Les raisons de cette déception sont évidemment multiples et, pour certaines, relativement indépendantes de la volonté des acteurs. Ces derniers ont toutefois une certaine responsabilité dans leurs difficultés. Du côté des partenaires de l'Europe, la nécessité de profondes réformes de structure s'est heurtée à la crainte éprouvée par les gouvernants face aux conséquences sociales et politiques de ces réformes. La crainte d'une réaction islamiste appuyée sur le mécontentement social a bien souvent conduit ces gouvernants à ajourner les réformes les plus impopulaires, notamment dans les domaines essentiels du marché du travail, de l'environnement juridique des affaires, du système bancaire et de l'enseignement.
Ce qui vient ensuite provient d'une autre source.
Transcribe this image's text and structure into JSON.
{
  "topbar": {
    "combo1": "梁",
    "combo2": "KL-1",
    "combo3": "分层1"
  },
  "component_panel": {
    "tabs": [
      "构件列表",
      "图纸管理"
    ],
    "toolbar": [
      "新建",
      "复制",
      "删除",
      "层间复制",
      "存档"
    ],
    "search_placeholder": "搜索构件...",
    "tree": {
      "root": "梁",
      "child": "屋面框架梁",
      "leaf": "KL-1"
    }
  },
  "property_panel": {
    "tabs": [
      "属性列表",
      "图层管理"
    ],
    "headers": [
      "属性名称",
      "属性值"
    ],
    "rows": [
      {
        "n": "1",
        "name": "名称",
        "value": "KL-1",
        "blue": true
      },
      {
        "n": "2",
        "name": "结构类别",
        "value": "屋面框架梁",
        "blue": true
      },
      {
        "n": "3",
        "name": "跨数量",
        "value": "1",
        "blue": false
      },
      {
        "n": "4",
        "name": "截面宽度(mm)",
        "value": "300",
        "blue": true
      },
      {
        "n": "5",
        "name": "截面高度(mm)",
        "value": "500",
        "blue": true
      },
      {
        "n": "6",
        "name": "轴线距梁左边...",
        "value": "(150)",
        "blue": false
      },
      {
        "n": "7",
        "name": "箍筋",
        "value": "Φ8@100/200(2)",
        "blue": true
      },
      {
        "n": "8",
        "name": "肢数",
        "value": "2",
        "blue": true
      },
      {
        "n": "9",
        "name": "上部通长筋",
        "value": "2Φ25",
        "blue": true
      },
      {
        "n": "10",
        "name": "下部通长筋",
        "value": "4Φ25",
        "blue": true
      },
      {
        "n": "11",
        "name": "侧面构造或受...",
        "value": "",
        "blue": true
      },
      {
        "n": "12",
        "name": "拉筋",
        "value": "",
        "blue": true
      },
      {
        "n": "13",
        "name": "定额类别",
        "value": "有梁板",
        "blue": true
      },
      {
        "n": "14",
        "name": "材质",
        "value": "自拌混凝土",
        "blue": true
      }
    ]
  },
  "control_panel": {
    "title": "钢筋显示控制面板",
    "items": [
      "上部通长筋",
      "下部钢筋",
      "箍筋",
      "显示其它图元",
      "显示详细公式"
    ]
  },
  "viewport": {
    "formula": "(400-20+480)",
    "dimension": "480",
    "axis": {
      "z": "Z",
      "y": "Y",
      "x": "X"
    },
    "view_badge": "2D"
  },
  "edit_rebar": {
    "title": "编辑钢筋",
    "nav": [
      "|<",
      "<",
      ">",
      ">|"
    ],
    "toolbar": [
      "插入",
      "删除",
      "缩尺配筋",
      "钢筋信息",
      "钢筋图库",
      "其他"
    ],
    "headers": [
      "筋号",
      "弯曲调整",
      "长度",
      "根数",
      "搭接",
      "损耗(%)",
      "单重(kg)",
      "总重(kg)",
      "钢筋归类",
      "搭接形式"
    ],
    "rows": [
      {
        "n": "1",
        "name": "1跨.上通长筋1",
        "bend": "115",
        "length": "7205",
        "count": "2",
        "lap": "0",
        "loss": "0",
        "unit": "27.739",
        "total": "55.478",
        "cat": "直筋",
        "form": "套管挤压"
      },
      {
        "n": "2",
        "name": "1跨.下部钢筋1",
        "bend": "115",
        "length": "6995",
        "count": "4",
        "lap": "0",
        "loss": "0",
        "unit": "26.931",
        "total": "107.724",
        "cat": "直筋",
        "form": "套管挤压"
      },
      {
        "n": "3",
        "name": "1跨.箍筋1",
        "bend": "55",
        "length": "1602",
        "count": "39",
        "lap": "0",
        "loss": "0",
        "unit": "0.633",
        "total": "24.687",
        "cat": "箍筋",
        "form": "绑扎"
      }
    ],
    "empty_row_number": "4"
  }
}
La continuité l'a ainsi bien souvent emporté sur la rupture, avec des conséquences prévisibles en termes de croissance.

* Excluding Cyprus and Malta

2) Rétablir l'équilibre au sein du Partenariat

La Commission européenne, pour sa part, a peut-être fait preuve d'un défaut d'imagination. Parce qu'elle possède une expérience incontestable en matière de développement économique, elle a préféré, peut-être inconsciemment, garder le contrôle de la mise en oeuvre du volet économique du Partenariat et privilégié une approche bilatérale pour la mise en oeuvre de la Zone de Libre-Echange. Cette approche a eu deux conséquences néfastes. D'une part, l'absence de progrès dans le domaine de l'intégration Sud-Sud a abouti à laisser inexploitée la source potentiellement la plus prometteuse d'un développement économique de ces Etats. D'autre part, le rôle d'intermédiaire obligé assumé par l'Union européenne a découragé ses partenaires de se doter de structures d'action commune. Or la résolution des principaux problèmes énumérés dans les premier et troisième volets du Partenariat - déficits démocratiques, progrès de l'extrémisme religieux, violence politique... - supposerait avant tout une action commune des Etats les plus concernés, avant même toute intervention extérieure.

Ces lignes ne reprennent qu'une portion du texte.